Olgun Deniz, Medical doctor: No relevant financial relationship(s) with ineligible companies to disclose.
Objectives: Sarcopenia is a well-known concept in geriatric medicine defined as the progressive degeneration of muscle mass and strength, as well as decreased physical activities in older adults. Acute sarcopenia, secondary to an acute stressful event (e.g., increased length of hospital stay), might not always recover entirely and may lead to or hasten the development of chronic sarcopenia. The study aimed to show how muscle ultrasonographic parameters change in acutely admitted hospitalized older patients.
Methods: Ultrasonographic measurements of the rectus femoris (RF) and the vastus lateralis (VL) muscle, and muscle strength through hand grip strength were performed on the 1st, 8th, and 15th-day of admission to the hospital. The nutritional state of the patients was assessed through the Mini-Nutritional Assessment-Short Form (MNA-SF). The SARC-F (a five-item questionnaire) and FRAIL-scale (short 5-question assessment of fatigue, resistance, aerobic capacity, illnesses, and loss of weight) were completed as routine screening questionnaires for sarcopenia and frailty, respectively.

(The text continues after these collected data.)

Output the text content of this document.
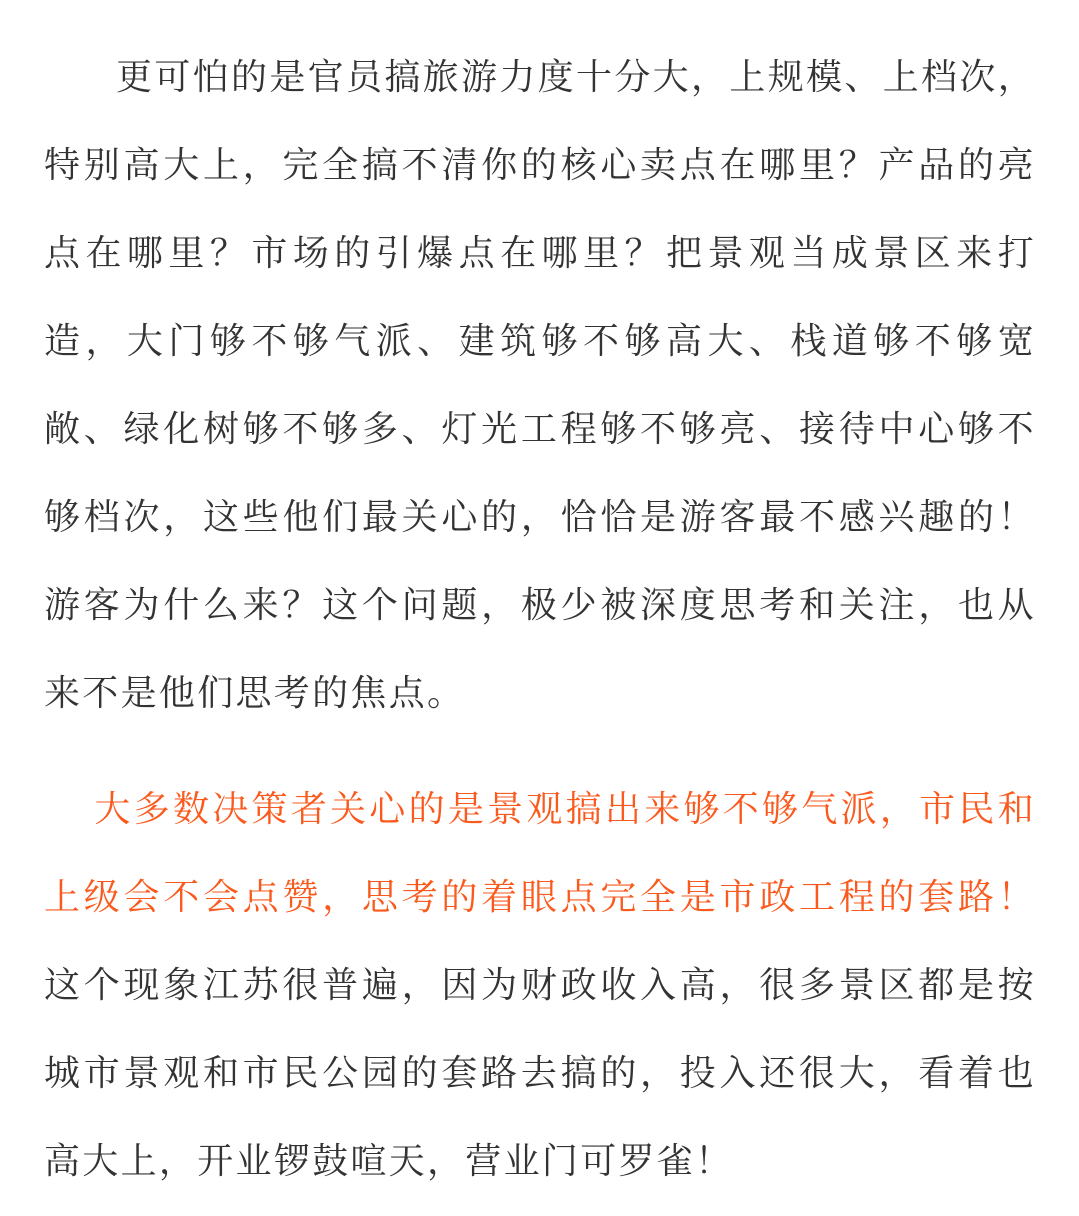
更可怕的是官员搞旅游力度十分大，上规模、上档次，特别高大上，完全搞不清你的核心卖点在哪里？产品的亮点在哪里？市场的引爆点在哪里？把景观当成景区来打造，大门够不够气派、建筑够不够高大、栈道够不够宽敞、绿化树够不够多、灯光工程够不够亮、接待中心够不够档次，这些他们最关心的，恰恰是游客最不感兴趣的！游客为什么来？这个问题，极少被深度思考和关注，也从来不是他们思考的焦点。

大多数决策者关心的是景观搞出来够不够气派，市民和上级会不会点赞，思考的着眼点完全是市政工程的套路！这个现象江苏很普遍，因为财政收入高，很多景区都是按城市景观和市民公园的套路去搞的，投入还很大，看着也高大上，开业锣鼓喧天，营业门可罗雀！
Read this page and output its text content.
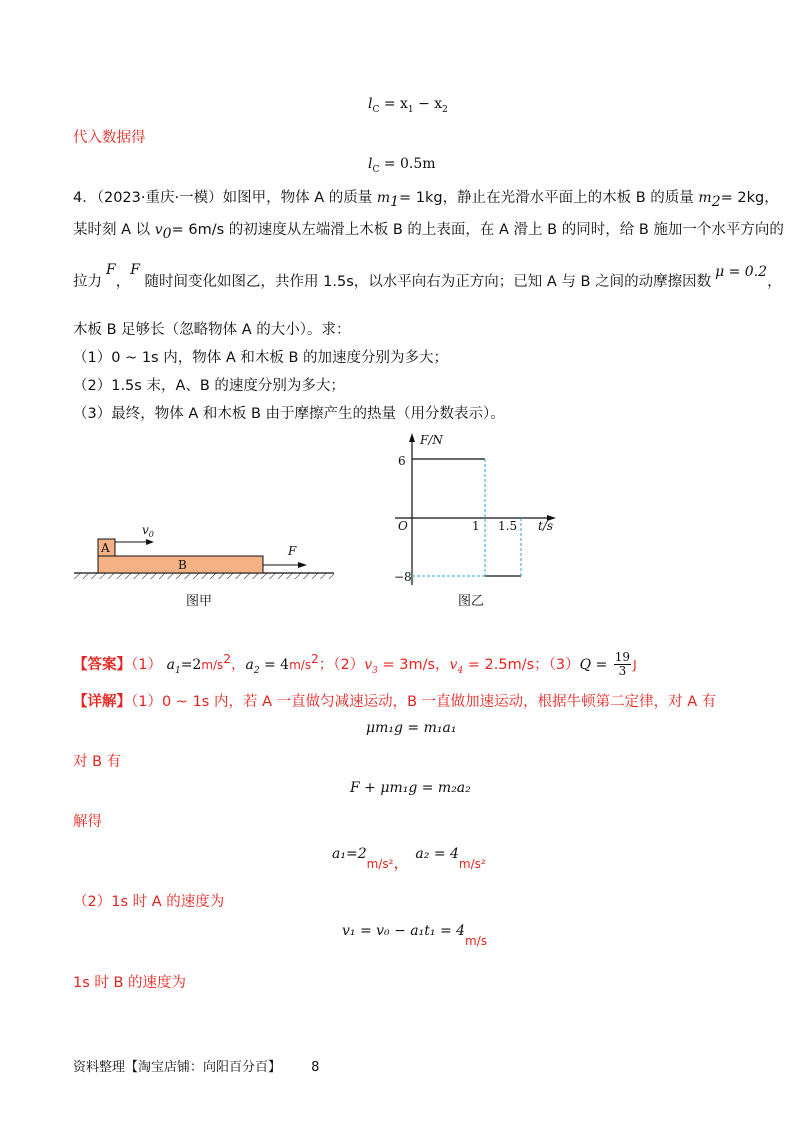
$l_C = x_1 - x_2$
代入数据得
$l_C = 0.5m$
4．（2023·重庆·一模）如图甲，物体 A 的质量 $m_1= 1kg$，静止在光滑水平面上的木板 B 的质量 $m_2= 2kg$，
某时刻 A 以 $v_0= 6m/s$ 的初速度从左端滑上木板 B 的上表面，在 A 滑上 B 的同时，给 B 施加一个水平方向的
拉力F，F 随时间变化如图乙，共作用 1.5s，以水平向右为正方向；已知 A 与 B 之间的动摩擦因数μ = 0.2，
木板 B 足够长（忽略物体 A 的大小）。求：
（1）0 ~ 1s 内，物体 A 和木板 B 的加速度分别为多大；
（2）1.5s 末，A、B 的速度分别为多大；
（3）最终，物体 A 和木板 B 由于摩擦产生的热量（用分数表示）。
B
A
$v_0$
F
图甲
F/N
t/s
O
6
−8
1 1.5
图乙
【答案】（1） $a_1=2m/s^2$，$a_2 = 4m/s^2$；$(2)v_3 = 3m/s$，$v_4 = 2.5m/s$；$(3)Q = \frac{19}{3}$ J
【详解】（1）0 ~ 1s 内，若 A 一直做匀减速运动，B 一直做加速运动，根据牛顿第二定律，对 A 有
μm₁g = m₁a₁
对 B 有
F + μm₁g = m₂a₂
解得
$a_1=2_{m/s^2}$， $a_2 = 4_{m/s^2}$
（2）1s 时 A 的速度为
$v_1 = v_0 - a_1t_1 = 4_{m/s}$
1s 时 B 的速度为
资料整理【淘宝店铺：向阳百分百】 8
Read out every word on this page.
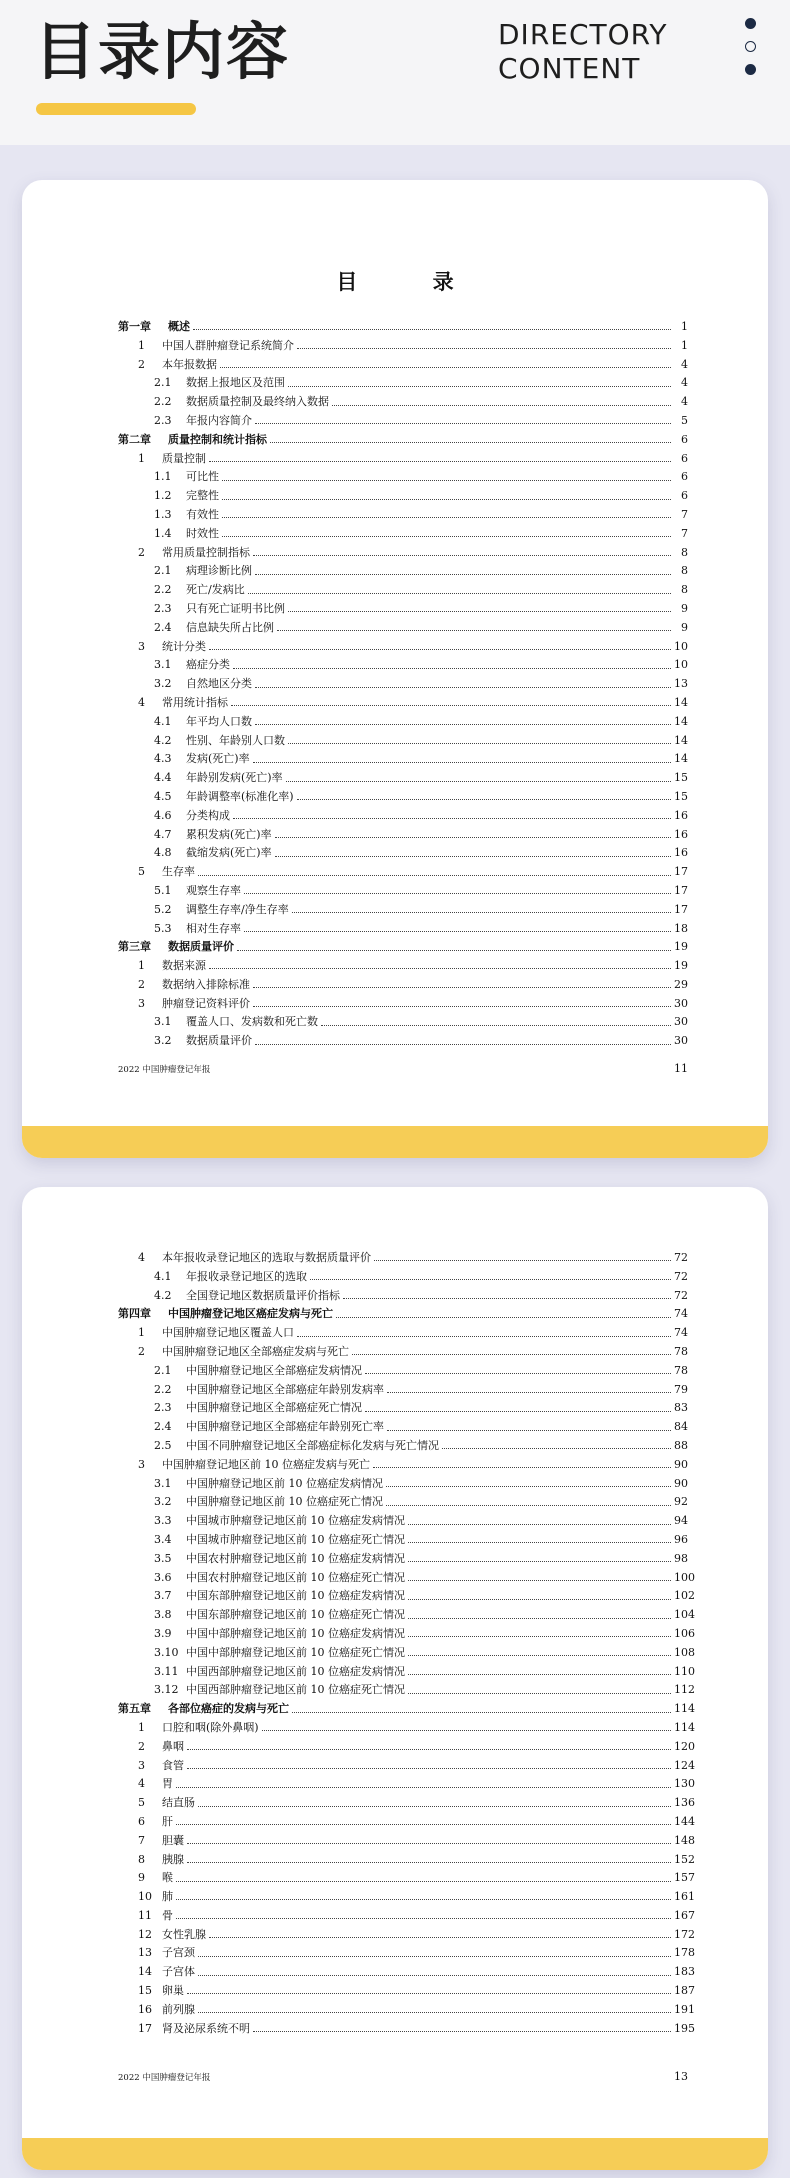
目录内容	DIRECTORY
CONTENT
目 录
第一章	概述	1
1	中国人群肿瘤登记系统简介	1
2	本年报数据	4
2.1	数据上报地区及范围	4
2.2	数据质量控制及最终纳入数据	4
2.3	年报内容简介	5
第二章	质量控制和统计指标	6
1	质量控制	6
1.1	可比性	6
1.2	完整性	6
1.3	有效性	7
1.4	时效性	7
2	常用质量控制指标	8
2.1	病理诊断比例	8
2.2	死亡/发病比	8
2.3	只有死亡证明书比例	9
2.4	信息缺失所占比例	9
3	统计分类	10
3.1	癌症分类	10
3.2	自然地区分类	13
4	常用统计指标	14
4.1	年平均人口数	14
4.2	性别、年龄别人口数	14
4.3	发病(死亡)率	14
4.4	年龄别发病(死亡)率	15
4.5	年龄调整率(标准化率)	15
4.6	分类构成	16
4.7	累积发病(死亡)率	16
4.8	截缩发病(死亡)率	16
5	生存率	17
5.1	观察生存率	17
5.2	调整生存率/净生存率	17
5.3	相对生存率	18
第三章	数据质量评价	19
1	数据来源	19
2	数据纳入排除标准	29
3	肿瘤登记资料评价	30
3.1	覆盖人口、发病数和死亡数	30
3.2	数据质量评价	30
2022 中国肿瘤登记年报	11
4	本年报收录登记地区的选取与数据质量评价	72
4.1	年报收录登记地区的选取	72
4.2	全国登记地区数据质量评价指标	72
第四章	中国肿瘤登记地区癌症发病与死亡	74
1	中国肿瘤登记地区覆盖人口	74
2	中国肿瘤登记地区全部癌症发病与死亡	78
2.1	中国肿瘤登记地区全部癌症发病情况	78
2.2	中国肿瘤登记地区全部癌症年龄别发病率	79
2.3	中国肿瘤登记地区全部癌症死亡情况	83
2.4	中国肿瘤登记地区全部癌症年龄别死亡率	84
2.5	中国不同肿瘤登记地区全部癌症标化发病与死亡情况	88
3	中国肿瘤登记地区前 10 位癌症发病与死亡	90
3.1	中国肿瘤登记地区前 10 位癌症发病情况	90
3.2	中国肿瘤登记地区前 10 位癌症死亡情况	92
3.3	中国城市肿瘤登记地区前 10 位癌症发病情况	94
3.4	中国城市肿瘤登记地区前 10 位癌症死亡情况	96
3.5	中国农村肿瘤登记地区前 10 位癌症发病情况	98
3.6	中国农村肿瘤登记地区前 10 位癌症死亡情况	100
3.7	中国东部肿瘤登记地区前 10 位癌症发病情况	102
3.8	中国东部肿瘤登记地区前 10 位癌症死亡情况	104
3.9	中国中部肿瘤登记地区前 10 位癌症发病情况	106
3.10 中国中部肿瘤登记地区前 10 位癌症死亡情况	108
3.11 中国西部肿瘤登记地区前 10 位癌症发病情况	110
3.12 中国西部肿瘤登记地区前 10 位癌症死亡情况	112
第五章	各部位癌症的发病与死亡	114
1	口腔和咽(除外鼻咽)	114
2	鼻咽	120
3	食管	124
4	胃	130
5	结直肠	136
6	肝	144
7	胆囊	148
8	胰腺	152
9	喉	157
10 肺	161
11 骨	167
12 女性乳腺	172
13 子宫颈	178
14 子宫体	183
15 卵巢	187
16 前列腺	191
17 肾及泌尿系统不明	195
2022 中国肿瘤登记年报	13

Results: A total of 25 community-dwelling patients (60 % female) aged a median of 73 (65-89) years were included in the study. Most patients were at least at risk of malnutrition and sarcopenia on admission according to mean MNA-SF of 9.9 and SARC-F of 4, respectively. Median length of stay is 10 (range 7 to 18) days. Most of the patients were frail as median FRAIL score 3, and admitted predominantly for infection. Two of the patients died during the hospitalization. There was a significant decline in thickness (13.66 ± 2.38 vs. 13.08 ± 2.15 vs. 12.76 ± 2.28, p=0.011), cross-sectional area (5.33 ± 0.82 vs. 5.17 ± 0.79 vs. 5.05 ± 0.77, p=0.013), and angle (7.20 ± 0.84 vs. 7.10 ± 0.74 vs. 6.90 ± 0.86, p=0.046) of the rectus femoris muscle but not in vastus lateralis muscle thickness (11.98 ± 2.64 vs. 11.48 ± 2.59 vs. 11.64 ± 2.52, p=0.103) through the 1st, 8th, and 15th day measurements. Handgrip strength measurements showed non-significant declines among males and females during hospitalization.
Conclusions: Even a short period of hospitalization may result in a significant reduction of ultrasonographic muscle thickness measurement. Acute sarcopenia may be assessed via bedside USG measurements in geriatric inpatients.